The aerospace mechanics certificate is to start in Fall 2012. Dates for other such programs and the length of each certificate program have yet to be determined.

The effort aims not only to fill jobs that go wanting because of what’s called a “skills gap,” even amid 8.6 percent unemployment, but also to fill future jobs, Hyman said.

The Chicago area will need 4,000 more truck drivers, 10,000 more computer-science workers and 75,000 more health-care workers, including 18,000 Registered Nurses, in the next eight years, Hyman said.

AAR Corp. CEO David P. Storch said the partnership is part of his company’s efforts to “get young people interested in and excited about aviation as a career.”

“Providing the training and mentors is critical,” he said.

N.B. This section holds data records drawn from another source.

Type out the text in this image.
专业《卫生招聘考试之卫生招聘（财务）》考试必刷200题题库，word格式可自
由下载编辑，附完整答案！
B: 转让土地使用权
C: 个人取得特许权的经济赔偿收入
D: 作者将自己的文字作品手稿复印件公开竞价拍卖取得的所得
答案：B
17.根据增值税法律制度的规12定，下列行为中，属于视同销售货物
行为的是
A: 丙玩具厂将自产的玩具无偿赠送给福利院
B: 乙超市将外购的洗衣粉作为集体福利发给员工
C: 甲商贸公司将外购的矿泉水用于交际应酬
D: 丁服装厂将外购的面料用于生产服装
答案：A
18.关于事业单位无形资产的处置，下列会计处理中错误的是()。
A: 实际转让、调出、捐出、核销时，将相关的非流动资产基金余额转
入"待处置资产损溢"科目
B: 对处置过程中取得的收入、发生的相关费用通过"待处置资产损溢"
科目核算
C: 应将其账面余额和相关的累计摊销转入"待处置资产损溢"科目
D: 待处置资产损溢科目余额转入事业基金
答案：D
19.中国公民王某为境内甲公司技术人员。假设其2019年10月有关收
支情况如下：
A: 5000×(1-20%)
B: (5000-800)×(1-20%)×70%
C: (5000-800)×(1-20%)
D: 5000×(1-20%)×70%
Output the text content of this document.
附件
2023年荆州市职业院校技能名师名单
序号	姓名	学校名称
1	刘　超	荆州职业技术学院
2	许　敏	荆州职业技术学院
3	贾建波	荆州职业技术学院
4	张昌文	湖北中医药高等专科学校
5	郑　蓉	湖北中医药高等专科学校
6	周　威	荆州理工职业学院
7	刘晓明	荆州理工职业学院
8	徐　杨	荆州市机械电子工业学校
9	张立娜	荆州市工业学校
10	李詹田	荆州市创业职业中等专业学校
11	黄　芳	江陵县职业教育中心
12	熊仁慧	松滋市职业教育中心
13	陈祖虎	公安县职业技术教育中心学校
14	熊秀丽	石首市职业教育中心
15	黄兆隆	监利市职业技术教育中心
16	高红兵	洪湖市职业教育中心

Rush University Medical Center CEO Larry Goodman said Rush wants to provide more health-sciences training sites and opportunities for City Colleges students, and prepare the students for new kinds of jobs that no one can yet predict.

The partnership announcement comes three months after the City Colleges dumped the presidents of four of its seven colleges and issued a mandate to boost the system’s 8 percent graduation rate. The City Colleges enroll 120,000 students, of whom 51 percent seek a certification or associate’s degree.